Federal Election 21 August 2010

Reminder To Postal Voters To Return Their Votes For The 2010 Federal Election

Australian Electoral Commissioner Ed Killesteyn

Victor P Taffa

The Australian Electoral Commission (AEC) is urging eligible voters who are postal voting in the 2010 federal election to return their completed ballot papers promptly.

 

 

Electoral Commissioner, Ed Killesteyn reminded people voting by post that their completed ballot papers must be in the mail to the AEC, or hand-delivered to an AEC office, before election day, Saturday 21 August.

“If anyone has any questions after receiving their postal voting material, they can call the AEC on 13 23 26 from 8 am to 8 pm, 7 days a week.” Mr. Killesteyn said.

Mr. Killesteyn said that people who need to vote early, should first check if they are near any of the over 500 early voting (pre-poll) centres across Australia, as this is quicker and generally more convenient than applying and waiting for a postal vote.

Locations And Operating Hours Of Early Voting Centres

“If voting by post is your only option, download postal vote application forms, pick up from any Australia Post outlet or AEC Office, or call 13 23 26.” Mr. Killesteyn said.

“Make sure you carefully complete the postal vote application and send it back to the AEC immediately.”

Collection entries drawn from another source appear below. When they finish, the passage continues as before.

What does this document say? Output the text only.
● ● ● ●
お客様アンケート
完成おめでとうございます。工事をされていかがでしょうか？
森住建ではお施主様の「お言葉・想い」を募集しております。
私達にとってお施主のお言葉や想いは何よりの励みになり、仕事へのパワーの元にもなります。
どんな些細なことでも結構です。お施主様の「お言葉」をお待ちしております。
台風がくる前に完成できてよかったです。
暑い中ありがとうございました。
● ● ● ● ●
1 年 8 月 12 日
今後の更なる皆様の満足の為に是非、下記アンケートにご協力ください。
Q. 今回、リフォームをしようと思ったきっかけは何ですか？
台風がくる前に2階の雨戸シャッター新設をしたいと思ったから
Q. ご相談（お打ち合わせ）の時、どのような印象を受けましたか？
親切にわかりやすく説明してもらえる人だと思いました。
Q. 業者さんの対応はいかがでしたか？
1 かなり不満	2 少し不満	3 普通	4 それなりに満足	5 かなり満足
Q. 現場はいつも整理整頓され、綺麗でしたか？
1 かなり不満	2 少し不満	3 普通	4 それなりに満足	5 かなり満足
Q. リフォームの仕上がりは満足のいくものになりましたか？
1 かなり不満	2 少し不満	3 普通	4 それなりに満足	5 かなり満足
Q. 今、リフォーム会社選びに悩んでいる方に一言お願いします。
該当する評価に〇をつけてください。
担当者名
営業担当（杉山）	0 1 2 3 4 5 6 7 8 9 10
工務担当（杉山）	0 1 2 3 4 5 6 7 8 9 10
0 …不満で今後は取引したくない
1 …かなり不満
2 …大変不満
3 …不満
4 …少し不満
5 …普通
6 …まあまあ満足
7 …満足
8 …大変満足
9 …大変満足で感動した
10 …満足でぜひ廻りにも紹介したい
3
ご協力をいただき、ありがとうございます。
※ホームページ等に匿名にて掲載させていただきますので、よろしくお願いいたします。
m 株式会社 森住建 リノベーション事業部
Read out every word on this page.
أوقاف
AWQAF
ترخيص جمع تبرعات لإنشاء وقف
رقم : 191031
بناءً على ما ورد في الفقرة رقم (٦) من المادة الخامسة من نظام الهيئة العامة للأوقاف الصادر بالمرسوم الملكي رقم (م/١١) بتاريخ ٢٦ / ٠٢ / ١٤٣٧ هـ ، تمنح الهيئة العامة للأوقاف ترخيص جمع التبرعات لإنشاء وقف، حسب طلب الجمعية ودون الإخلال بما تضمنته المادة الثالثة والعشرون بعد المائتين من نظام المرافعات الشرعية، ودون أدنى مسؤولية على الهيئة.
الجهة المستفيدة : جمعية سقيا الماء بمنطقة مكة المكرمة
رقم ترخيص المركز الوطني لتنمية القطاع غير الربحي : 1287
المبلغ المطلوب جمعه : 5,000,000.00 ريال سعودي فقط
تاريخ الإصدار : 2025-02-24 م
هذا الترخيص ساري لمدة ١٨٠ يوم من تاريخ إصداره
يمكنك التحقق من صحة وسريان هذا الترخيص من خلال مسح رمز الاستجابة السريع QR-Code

The AEC will receive applications for postal votes up until 6 pm Thursday 19 August but it is unwise to leave it so late, as sufficient time is required for the AEC to process an application and for the voter to return their vote.

Mr. Killesteyn warned voters not to run the risk of their postal vote not being back in the mail in time and not counting.

Mr. Killesteyn said that even if a voter had applied for a postal vote, they could still consider voting at an early voting centre or on Election Day if their circumstances change.

“If you are able to vote at an early voting centre or on Election Day and applied for a postal vote, either return the unused postal voting materials to the AEC or destroy them.”

Voters are eligible for an early vote for a range of reasons, including that if on Election Day they will be outside their electorate; more than 8 km from a polling place; approaching childbirth; seriously ill or caring for someone who is; or unable to attend a polling place due to religious beliefs, fear for personal safety, disability or work commitments.